En este sentido, es cierto que la responsabilidad del promotor no exime de la suya a los contratistas y subcontratistas ( art. 11.3 RD 1627/1997); pero ello no es óbice para que, en casos en que no es posible individualizar la intensidad y relevancia que el incumplimiento de cada parte ha tenido en el accidente, se aprecie, como hizo la sentencia de instancia, la responsabilidad solidaria del Concello recurrente en los términos referidos y respecto del trabajador de la empresa contratada.

Por último, las consideraciones del Concello sobre la inexistencia de distintas obras diferenciadas o sobre el alcance de las obras desarrolladas, no tienen sustento en el HP 7º; como tampoco la pretendida extensión de las medidas de seguridad previstas para la primera obra recogida en el HP 7º en relación a las restantes.

Por último, la invocada STS nº 1104 de 27 de noviembre de 1993 es una sentencia de la Sala de lo Civil del alto Tribunal; y, además, se refiere a supuestos en que quien encarga cierta obra no tiene obligaciones respecto de la obra desarrollada por los contratistas. Pero, como más arriba explicamos, en este caso el Concello sí tenía obligaciones en materia de prevención, previstas normativamente.

QUINTO.- Costas del recurso

En cuanto al recurso de la parte trabajadora, no procede condena en costas, pues el recurso ha sido estimado y la misma tiene derecho de asistencia jurídica gratuita - arts. 21.4 y 235.1 LRJS, y art. 2 Ley de Asistencia jurídica gratuita-.

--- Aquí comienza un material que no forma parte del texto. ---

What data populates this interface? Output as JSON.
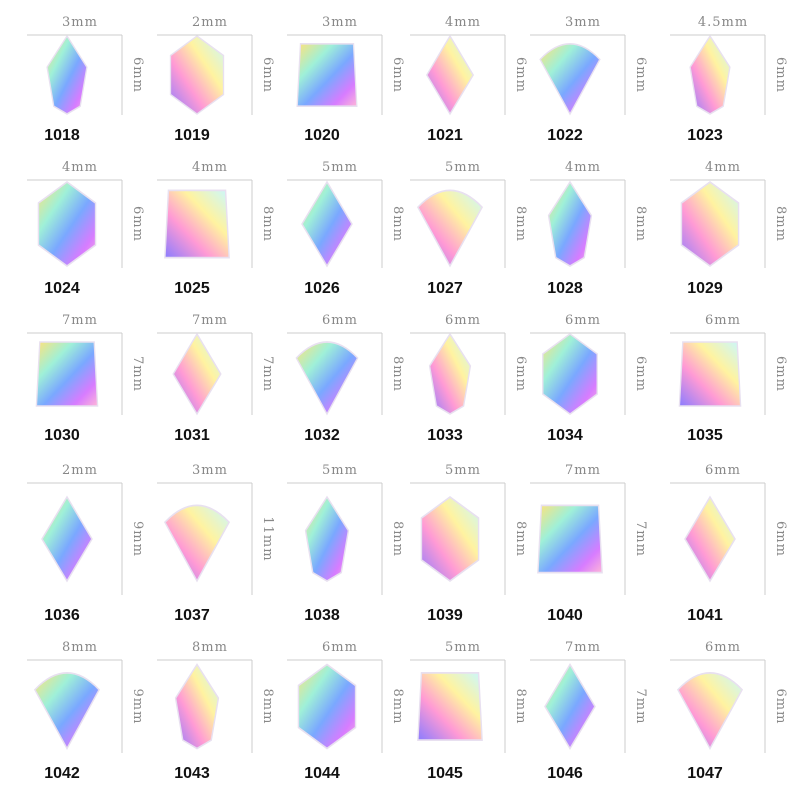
{
  "items": [
    {
      "code": "1018",
      "width": "3mm",
      "height": "6mm"
    },
    {
      "code": "1019",
      "width": "2mm",
      "height": "6mm"
    },
    {
      "code": "1020",
      "width": "3mm",
      "height": "6mm"
    },
    {
      "code": "1021",
      "width": "4mm",
      "height": "6mm"
    },
    {
      "code": "1022",
      "width": "3mm",
      "height": "6mm"
    },
    {
      "code": "1023",
      "width": "4.5mm",
      "height": "6mm"
    },
    {
      "code": "1024",
      "width": "4mm",
      "height": "6mm"
    },
    {
      "code": "1025",
      "width": "4mm",
      "height": "8mm"
    },
    {
      "code": "1026",
      "width": "5mm",
      "height": "8mm"
    },
    {
      "code": "1027",
      "width": "5mm",
      "height": "8mm"
    },
    {
      "code": "1028",
      "width": "4mm",
      "height": "8mm"
    },
    {
      "code": "1029",
      "width": "4mm",
      "height": "8mm"
    },
    {
      "code": "1030",
      "width": "7mm",
      "height": "7mm"
    },
    {
      "code": "1031",
      "width": "7mm",
      "height": "7mm"
    },
    {
      "code": "1032",
      "width": "6mm",
      "height": "8mm"
    },
    {
      "code": "1033",
      "width": "6mm",
      "height": "6mm"
    },
    {
      "code": "1034",
      "width": "6mm",
      "height": "6mm"
    },
    {
      "code": "1035",
      "width": "6mm",
      "height": "6mm"
    },
    {
      "code": "1036",
      "width": "2mm",
      "height": "9mm"
    },
    {
      "code": "1037",
      "width": "3mm",
      "height": "11mm"
    },
    {
      "code": "1038",
      "width": "5mm",
      "height": "8mm"
    },
    {
      "code": "1039",
      "width": "5mm",
      "height": "8mm"
    },
    {
      "code": "1040",
      "width": "7mm",
      "height": "7mm"
    },
    {
      "code": "1041",
      "width": "6mm",
      "height": "6mm"
    },
    {
      "code": "1042",
      "width": "8mm",
      "height": "9mm"
    },
    {
      "code": "1043",
      "width": "8mm",
      "height": "8mm"
    },
    {
      "code": "1044",
      "width": "6mm",
      "height": "8mm"
    },
    {
      "code": "1045",
      "width": "5mm",
      "height": "8mm"
    },
    {
      "code": "1046",
      "width": "7mm",
      "height": "7mm"
    },
    {
      "code": "1047",
      "width": "6mm",
      "height": "6mm"
    }
  ]
}
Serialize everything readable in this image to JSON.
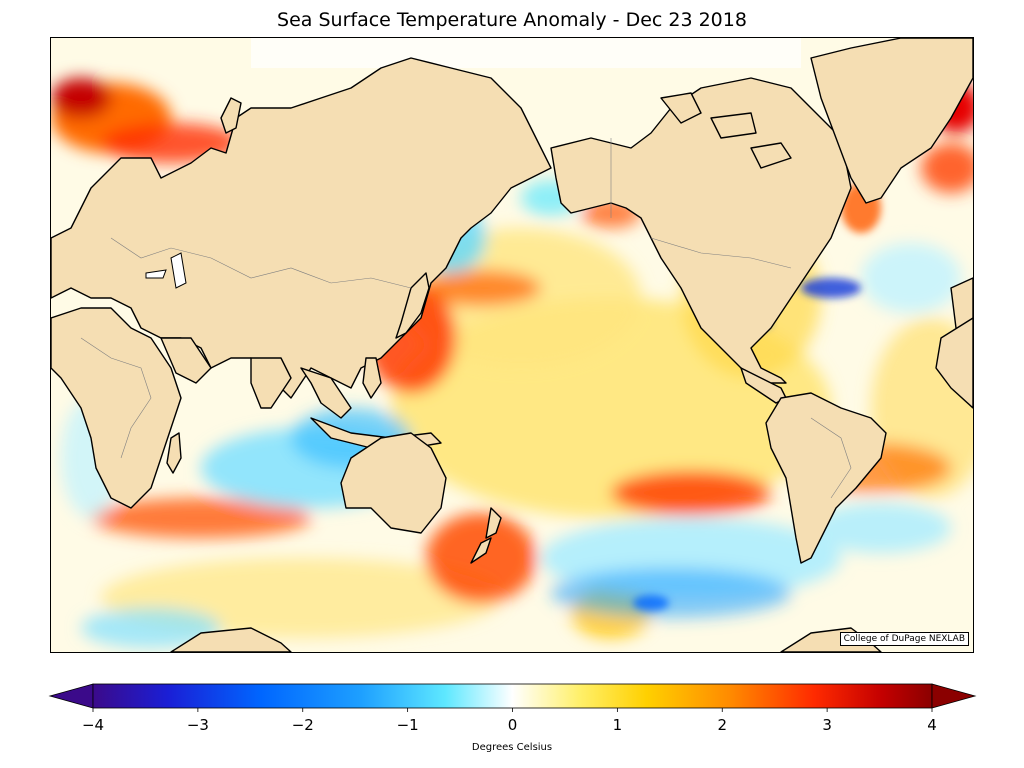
{
  "map": {
    "title": "Sea Surface Temperature Anomaly - Dec 23 2018",
    "credit": "College of DuPage NEXLAB",
    "projection": "mercator, Pacific-centered",
    "land_color": "#f5deb3",
    "coastline_color": "#000000",
    "border_color": "#808080"
  },
  "colorbar": {
    "label": "Degrees Celsius",
    "min": -4,
    "max": 4,
    "ticks": [
      "−4",
      "−3",
      "−2",
      "−1",
      "0",
      "1",
      "2",
      "3",
      "4"
    ],
    "extend": "both",
    "colors": [
      "#3b0a8a",
      "#1a1fd6",
      "#0066ff",
      "#1ea0ff",
      "#5ee8ff",
      "#ffffff",
      "#fff06a",
      "#ffd000",
      "#ff8a00",
      "#ff2a00",
      "#c40000",
      "#8b0000"
    ]
  }
}
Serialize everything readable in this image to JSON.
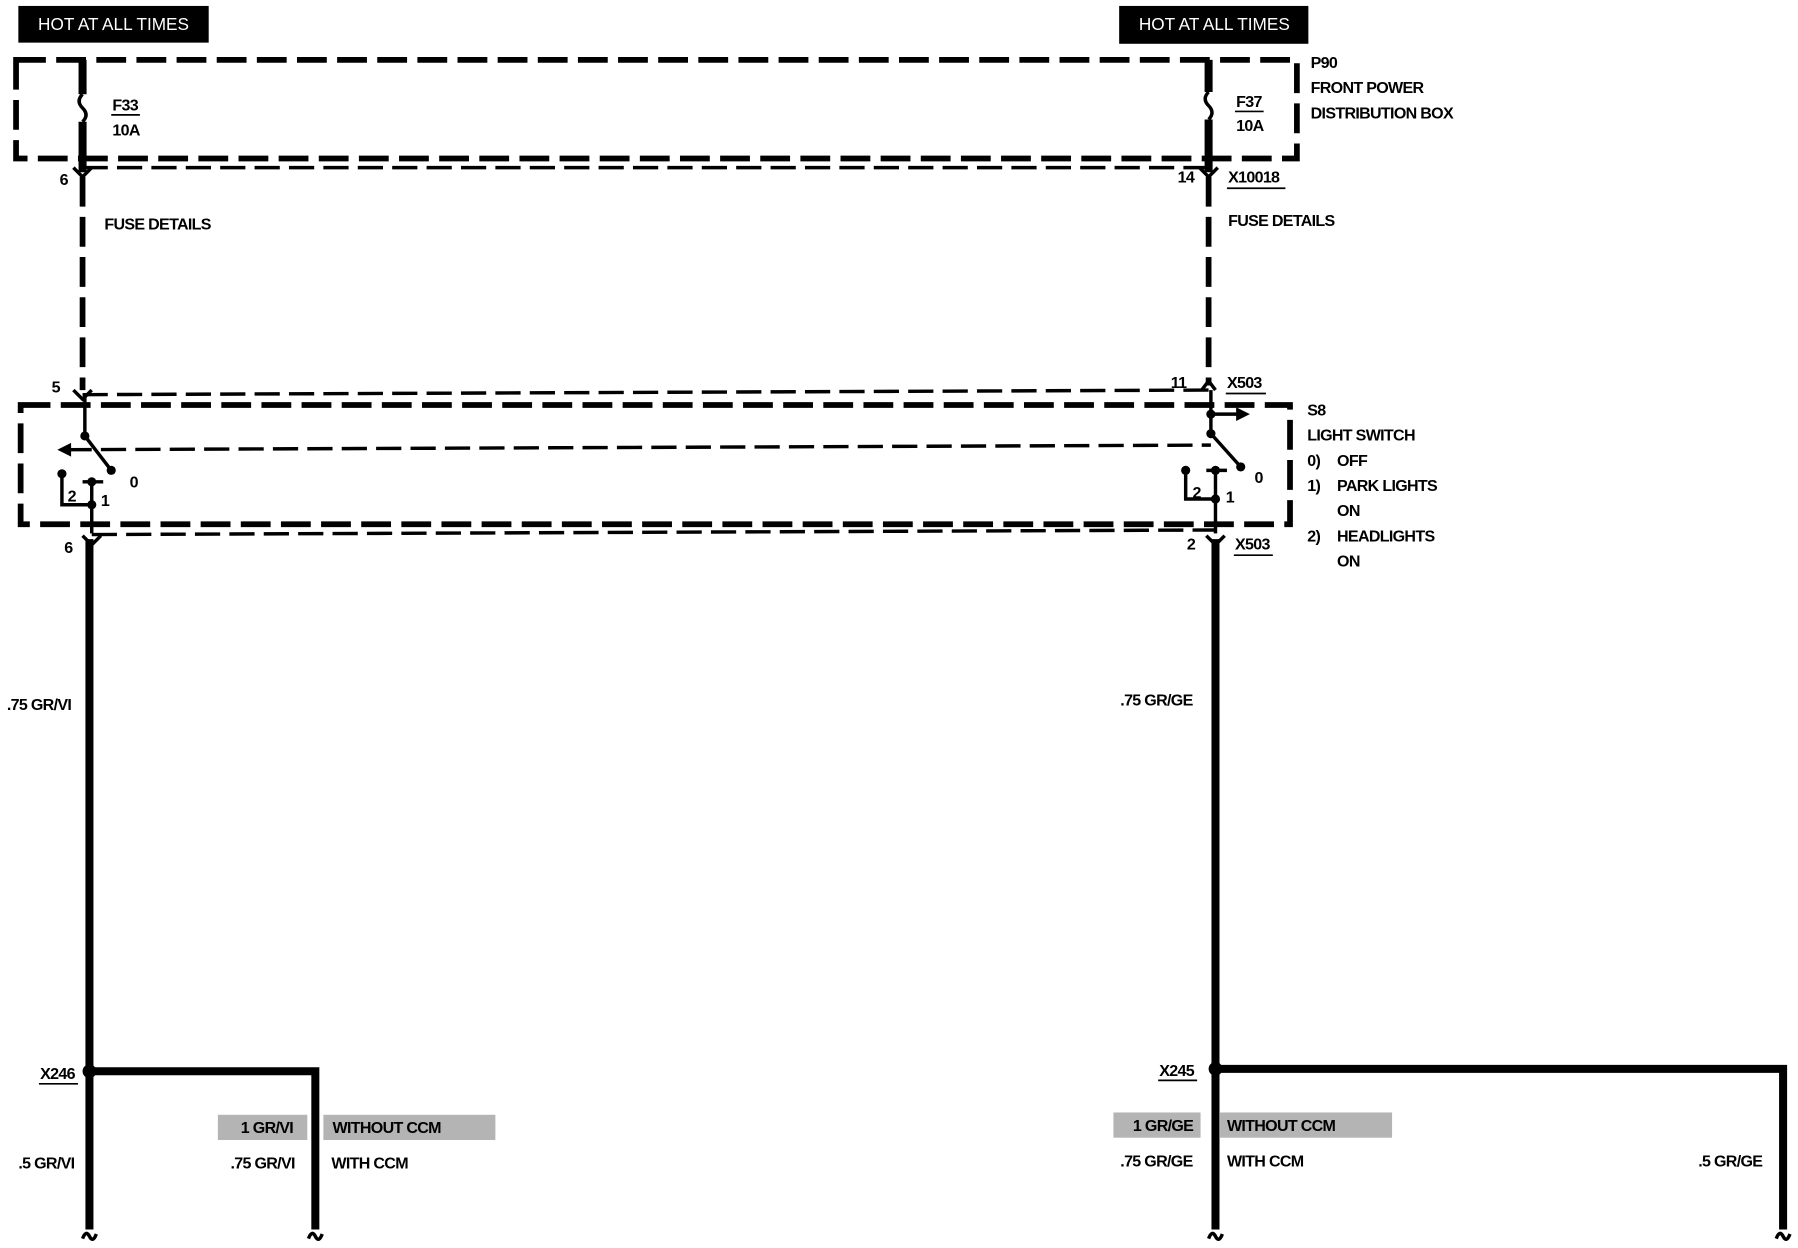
{
  "banners": {
    "left": "HOT AT ALL TIMES",
    "right": "HOT AT ALL TIMES"
  },
  "fuse_box": {
    "id": "P90",
    "name_line1": "FRONT POWER",
    "name_line2": "DISTRIBUTION BOX"
  },
  "fuses": [
    {
      "id": "F33",
      "rating": "10A",
      "out_pin": "6",
      "details": "FUSE DETAILS"
    },
    {
      "id": "F37",
      "rating": "10A",
      "out_pin": "14",
      "connector": "X10018",
      "details": "FUSE DETAILS"
    }
  ],
  "switch": {
    "id": "S8",
    "name": "LIGHT SWITCH",
    "positions": [
      {
        "num": "0)",
        "label": "OFF"
      },
      {
        "num": "1)",
        "label": "PARK LIGHTS",
        "label2": "ON"
      },
      {
        "num": "2)",
        "label": "HEADLIGHTS",
        "label2": "ON"
      }
    ],
    "left": {
      "in_pin": "5",
      "out_pin": "6",
      "contact_0": "0",
      "contact_1": "1",
      "contact_2": "2"
    },
    "right": {
      "in_pin": "11",
      "in_connector": "X503",
      "out_pin": "2",
      "out_connector": "X503",
      "contact_0": "0",
      "contact_1": "1",
      "contact_2": "2"
    }
  },
  "wires": {
    "left_main": ".75 GR/VI",
    "right_main": ".75 GR/GE",
    "left_splice": "X246",
    "right_splice": "X245",
    "left_branch_a": ".5 GR/VI",
    "left_branch_b_without": "1 GR/VI",
    "left_branch_b_with": ".75 GR/VI",
    "right_branch_a_without": "1 GR/GE",
    "right_branch_a_with": ".75 GR/GE",
    "right_branch_b": ".5 GR/GE",
    "without_ccm": "WITHOUT CCM",
    "with_ccm": "WITH CCM"
  },
  "colors": {
    "line": "#000000",
    "banner_bg": "#000000",
    "banner_text": "#ffffff",
    "option_shade": "#b4b4b4"
  }
}
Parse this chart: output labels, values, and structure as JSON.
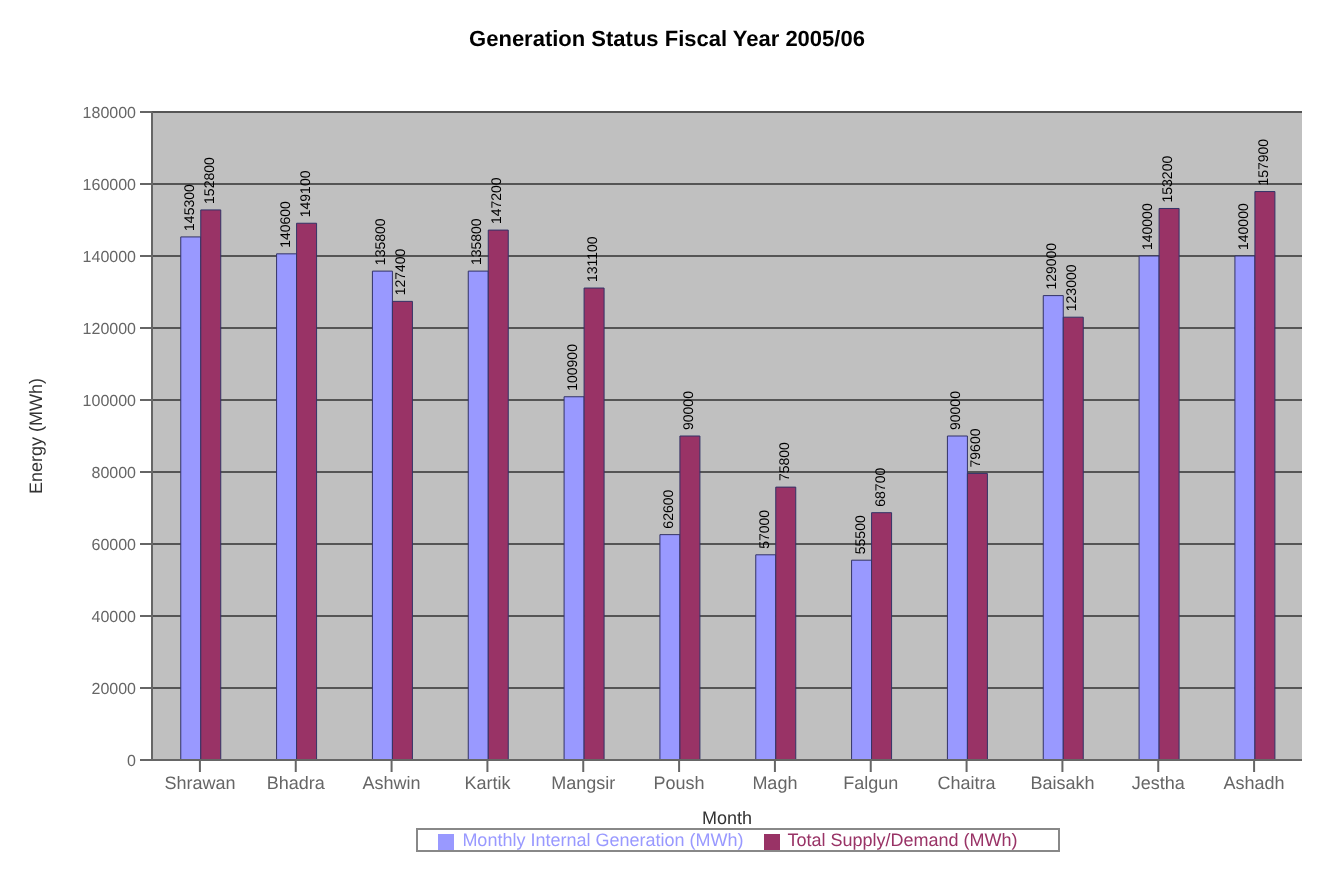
{
  "chart_data": {
    "type": "bar",
    "title": "Generation Status Fiscal Year 2005/06",
    "xlabel": "Month",
    "ylabel": "Energy (MWh)",
    "categories": [
      "Shrawan",
      "Bhadra",
      "Ashwin",
      "Kartik",
      "Mangsir",
      "Poush",
      "Magh",
      "Falgun",
      "Chaitra",
      "Baisakh",
      "Jestha",
      "Ashadh"
    ],
    "series": [
      {
        "name": "Monthly Internal Generation (MWh)",
        "color": "#9999ff",
        "values": [
          145300,
          140600,
          135800,
          135800,
          100900,
          62600,
          57000,
          55500,
          90000,
          129000,
          140000,
          140000
        ]
      },
      {
        "name": "Total Supply/Demand (MWh)",
        "color": "#993366",
        "values": [
          152800,
          149100,
          127400,
          147200,
          131100,
          90000,
          75800,
          68700,
          79600,
          123000,
          153200,
          157900
        ]
      }
    ],
    "ylim": [
      0,
      180000
    ],
    "yticks": [
      0,
      20000,
      40000,
      60000,
      80000,
      100000,
      120000,
      140000,
      160000,
      180000
    ],
    "grid": "y",
    "legend": "bottom",
    "data_labels": true
  }
}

Respecto del recurso del Concello de Verín, procede condenar en costas a la parte recurrente, al haber sido desestimado tal recurso. Tales costas comprenderán los honorarios del abogado/a o del graduado/a social colegiado de las partes contrarias que han actuado en ese recurso en defensa o en representación técnica en el importe de 750 euros para cada una de tales partes - arts. 235.1 LRJS-.

Fallo

1.- DESESTIMAMOS el recurso de suplicación interpuesto por el Concello de Verín frente a la sentencia de 9 de junio de 2023 del Juzgado de lo Social nº 3 de Ourense, dictada en los autos nº 165/2022.

1.1.- Todo ello condenando en costas a tal parte recurrente. Tales costas comprenderán los honorarios del abogado/a o del graduado/a social colegiado de cada parte que ha impugnado el recurso, en el importe de 750 euros para cada una de tales partes impugnantes.

2.- ESTIMAMOS en parte el recurso de suplicación interpuesto por D. Sergio frente a la sentencia de 9 de junio de 2023 del Juzgado de lo Social nº 3 de Ourense, dictada en los autos nº 165/2022. Todo ello en los siguientes términos:

2.1.- Fijamos el porcentaje del recargo de prestaciones en el 50%, manteniendo los restantes pronunciamientos realizados en la instancia.

MODO DE IMPUGNACIÓN: Se hace saber a las partes que contra esta sentencia cabe interponer recurso de Casación para Unificación de Doctrina que ha de prepararse mediante escrito presentado ante esta Sala dentro del improrrogable plazo de diez días hábiles inmediatos siguientes a la fecha de notificación de la sentencia. Si el recurrente no tuviera la condición de trabajador o beneficiario del régimen público de seguridad social deberá efectuar:

- El depósito de 600 € en la cuenta de 16 dígitos de esta Sala, abierta en el Banco de SANTANDER (BANESTO) con el nº 1552 0000 37 seguida del cuatro dígitos correspondientes al nº del recurso y dos dígitos del año del mismo.

- Asimismo si hay cantidad de condena deberá consignarla en la misma cuenta, pero con el código 80 en vez del 37 ó bien presentar aval bancario solidario en forma.

- Si el ingreso se hace mediante transferencia bancaria desde una cuenta abierta en cualquier entidad bancaria distinta, habrá que emitirla a la cuenta de veinte dígitos 0049 3569 92 0005001274 y hacer constar en el campo "Observaciones ó Concepto de la transferencia" los 16 dígitos que corresponden al procedimiento ( 1552 0000 80 ó 37 **** ++).

Así por esta nuestra sentencia, lo pronunciamos, mandamos y firmamos.